Het grootste gevaar voor patiënten met antifosfolipidensyndroom zijn trombotische complicaties die op onvoorspelbare wijze organen aantasten, resulterend in acute verstoringen van de orgaanbloedstroom.

Antifosfolipidensyndroom leidt tot een miskraam
Antifosfolipidensyndroom leidt tot een miskraam

Antifosfolipidensyndroom leidt tot een miskraam

Voor vrouwen in de vruchtbare leeftijd zijn bovendien belangrijke complicaties:

  • miskraam;
  • intra-uteriene foetale groeiachterstand als gevolg van verminderde placentaire bloedstroom en chronische hypoxie;
  • abruptie van de placenta;
  • gestosis, pre-eclampsie, eclampsie.

Voorspelling

Trombose van arteriële vaten, een hoge incidentie van trombotische complicaties en trombocytopenie worden beschouwd als prognostisch ongunstige factoren met betrekking tot mortaliteit bij APS, en de aanwezigheid van lupus-anticoagulans wordt beschouwd als laboratoriummarkers. Het verloop van de ziekte en de ernst en prevalentie van trombotische complicaties zijn onvoorspelbaar.

Preventie

Het is niet mogelijk om de ontwikkeling van de ziekte te voorkomen op het huidige ontwikkelingsniveau van de geneeskunde. Niettemin stelt constante apotheekobservatie ons in staat om het risico van trombotische complicaties te beoordelen, deze vaak te voorkomen en gelijktijdige pathologie tijdig op te sporen.

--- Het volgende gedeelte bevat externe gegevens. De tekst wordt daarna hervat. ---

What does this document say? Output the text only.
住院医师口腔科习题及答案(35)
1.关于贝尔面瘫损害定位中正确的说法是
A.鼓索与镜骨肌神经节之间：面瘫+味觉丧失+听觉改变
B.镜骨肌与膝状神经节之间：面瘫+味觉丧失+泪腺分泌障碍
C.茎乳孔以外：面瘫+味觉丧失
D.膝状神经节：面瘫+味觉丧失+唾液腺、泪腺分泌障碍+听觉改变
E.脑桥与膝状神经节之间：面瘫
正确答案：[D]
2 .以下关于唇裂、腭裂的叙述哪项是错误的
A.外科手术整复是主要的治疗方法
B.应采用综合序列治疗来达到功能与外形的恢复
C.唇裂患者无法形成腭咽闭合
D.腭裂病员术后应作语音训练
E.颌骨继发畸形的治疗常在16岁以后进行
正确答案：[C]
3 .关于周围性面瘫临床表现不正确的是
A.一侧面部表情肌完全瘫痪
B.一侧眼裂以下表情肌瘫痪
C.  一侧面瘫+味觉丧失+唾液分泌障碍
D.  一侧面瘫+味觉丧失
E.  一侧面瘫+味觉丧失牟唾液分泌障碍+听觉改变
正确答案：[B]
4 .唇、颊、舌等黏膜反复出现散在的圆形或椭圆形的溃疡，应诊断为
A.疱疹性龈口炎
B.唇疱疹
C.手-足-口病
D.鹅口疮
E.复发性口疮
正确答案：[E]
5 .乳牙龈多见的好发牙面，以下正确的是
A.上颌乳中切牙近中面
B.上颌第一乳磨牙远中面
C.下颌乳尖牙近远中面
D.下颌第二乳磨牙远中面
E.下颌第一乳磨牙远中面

YouTube-video met betrekking tot het artikel:

Olesya Smolnyakova
Olesya Smolnyakova

Olesya Smolnyakova Therapie, klinische farmacologie en farmacotherapie Over de auteur

Opleiding: hoger, 2004 (GOU VPO "Kursk State Medical University"), specialiteit "General Medicine", kwalificatie "Doctor". 2008-2012 - Postdoctorale student van de Afdeling Klinische Farmacologie, KSMU, Kandidaat Medische Wetenschappen (2013, specialiteit "Farmacologie, Klinische Farmacologie"). 2014-2015 - professionele omscholing, specialiteit "Management in het onderwijs", FSBEI HPE "KSU".

De informatie is gegeneraliseerd en wordt alleen ter informatie verstrekt. Raadpleeg uw arts bij het eerste teken van ziekte. Zelfmedicatie is gevaarlijk voor de gezondheid!